Chapter 30: The Patient Hunter
Roric returned as the smaller red sun bled into the horizon, his movements silent as a shadow. He found Alistair and Thora waiting by the central fire, the tension in the air thicker than the smoke.
"He has a camp," Roric reported, his voice a low murmur. "Deep in a canyon on the eastern edge of their lands. A place of sharp rocks and bitter springs. Maybe thirty warriors. They are not hiding. They are... drilling."
"Drilling?" Thora asked, her brow furrowed.
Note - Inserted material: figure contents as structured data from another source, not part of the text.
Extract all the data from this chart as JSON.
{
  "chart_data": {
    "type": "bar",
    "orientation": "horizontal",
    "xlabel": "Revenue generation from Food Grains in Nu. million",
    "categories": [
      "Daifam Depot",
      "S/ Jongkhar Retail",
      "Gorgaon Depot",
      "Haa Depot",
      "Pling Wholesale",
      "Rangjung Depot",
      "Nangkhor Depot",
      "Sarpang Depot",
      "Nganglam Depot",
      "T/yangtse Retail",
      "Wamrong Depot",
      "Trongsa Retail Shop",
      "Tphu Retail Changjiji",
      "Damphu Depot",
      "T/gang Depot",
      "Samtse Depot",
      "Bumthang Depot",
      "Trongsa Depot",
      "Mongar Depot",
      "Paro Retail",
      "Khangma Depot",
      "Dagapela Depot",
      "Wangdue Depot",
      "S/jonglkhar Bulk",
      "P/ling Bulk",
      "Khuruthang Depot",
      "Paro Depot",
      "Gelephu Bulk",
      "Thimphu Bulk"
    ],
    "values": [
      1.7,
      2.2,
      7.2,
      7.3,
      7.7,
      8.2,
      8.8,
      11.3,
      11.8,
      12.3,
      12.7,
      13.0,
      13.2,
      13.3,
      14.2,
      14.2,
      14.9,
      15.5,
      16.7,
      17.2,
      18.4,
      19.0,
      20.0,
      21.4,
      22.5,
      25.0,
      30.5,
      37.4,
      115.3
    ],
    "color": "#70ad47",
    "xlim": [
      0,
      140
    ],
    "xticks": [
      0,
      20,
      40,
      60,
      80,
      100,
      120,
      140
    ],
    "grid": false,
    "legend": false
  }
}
Roric nodded. "They practice fighting. But not against straw dummies. They fight each other. Varg watches. He praises the most brutal, the most reckless. He calls it 'scouring the weakness'."
Alistair absorbed this. Varg wasn't just building an army; he was building a cult of personality around a philosophy of pure, unadulterated strength. He was creating a new Graxian identity, one defined by its rejection of the alliance and its embrace of violence for its own sake.
"He poisons their minds," Thora spat.
"He offers them a simple answer," Alistair corrected grimly. "In a world that's becoming more complex, with alliances and sicknesses of the spirit, he tells them the old ways are the only ways. That purity lies in the edge of an axe."
The following days became a tense game of observation and counter-messaging. Alistair did not confront Varg. He did not demand Grok take action. Instead, he doubled down on the work of the Council.
When a Graxian hunting party arrived, looking sullen and distrustful, they found Alistair and his wood-shapers not in the settlement, but at the edge of the shared hunting ground, working alongside Borak and a few of Grok's loyalists. They were building a small, sturdy watchpost, a joint project meant to give early warning of corrupted beasts.
The sullen Graxians watched as Kael shaped the wood with his innate magic, while a Graxian craftsman set the stone foundation with brute strength. They saw Borak, his arm still in a sling, laughing at a joke from one of the Blue-Skin hunters. They saw Alistair, the Earth-Shaker, not commanding from on high, but hauling stones and offering a waterskin to a sweating Graxian.
It was a living, breathing rebuttal to Varg's ideology. It was proof that strength could come from cooperation, that different kinds of power could build something together.
Alistair also made a point to be seen with Grok. They walked the border of the shared lands together, two leaders in quiet conversation. It was a public display of unity, a visual anchor of stability against Varg's chaotic rhetoric.
The counter-strategy was subtle, but Alistair began to see its effects. The hunting parties grew less sullen. A few of the younger Graxians, who had once looked at him with suspicion, now watched the construction of the watchpost with open curiosity. The story of the healed trees and the flower blooming from the rock of hate had spread, a quiet legend that undermined Varg's narrative of a destructive foreign magic.
Varg, for his part, seemed to grow more frantic. His drills in the canyon became more violent. Roric reported seeing two of his own warriors carried away with serious injuries after a particularly brutal sparring session. The cult of strength was beginning to consume its own.
The breaking point came not from a battle, but from a desertion.
A young Graxian warrior, barely more than a boy, stumbled into Vance Haven one evening, his body bruised and his eyes wide with terror. He was one of Varg's. He collapsed at the gate, clutching a broken spear.
"They... they were going to make me fight my brother," the boy gasped, as Thora helped him to the fire and offered him water. "To prove my loyalty. To 'cut the softness' from our blood. I could not. I ran."
He looked at Alistair, his fear palpable. "He says you are the great lie. But... you healed the trees. You work with Borak. Varg only breaks things. He breaks people."
The boy's defection was a crack in Varg's foundation. It was one thing to preach strength; it was another to demand a brother spill a brother's blood.
Alistair looked at the terrified young Graxian, then at Thora. The patient, quiet work of demonstrating a better way was bearing fruit. Varg's camp, built on a foundation of fear and hate, was starting to crumble from within.
The war wasn't over. Varg was still out there, a cornered and dangerous animal. But the tide was turning. Alistair had chosen to fight with patience and proof instead of a hammer. And for the first time, he saw the first, fragile signs that his patience might actually win the war.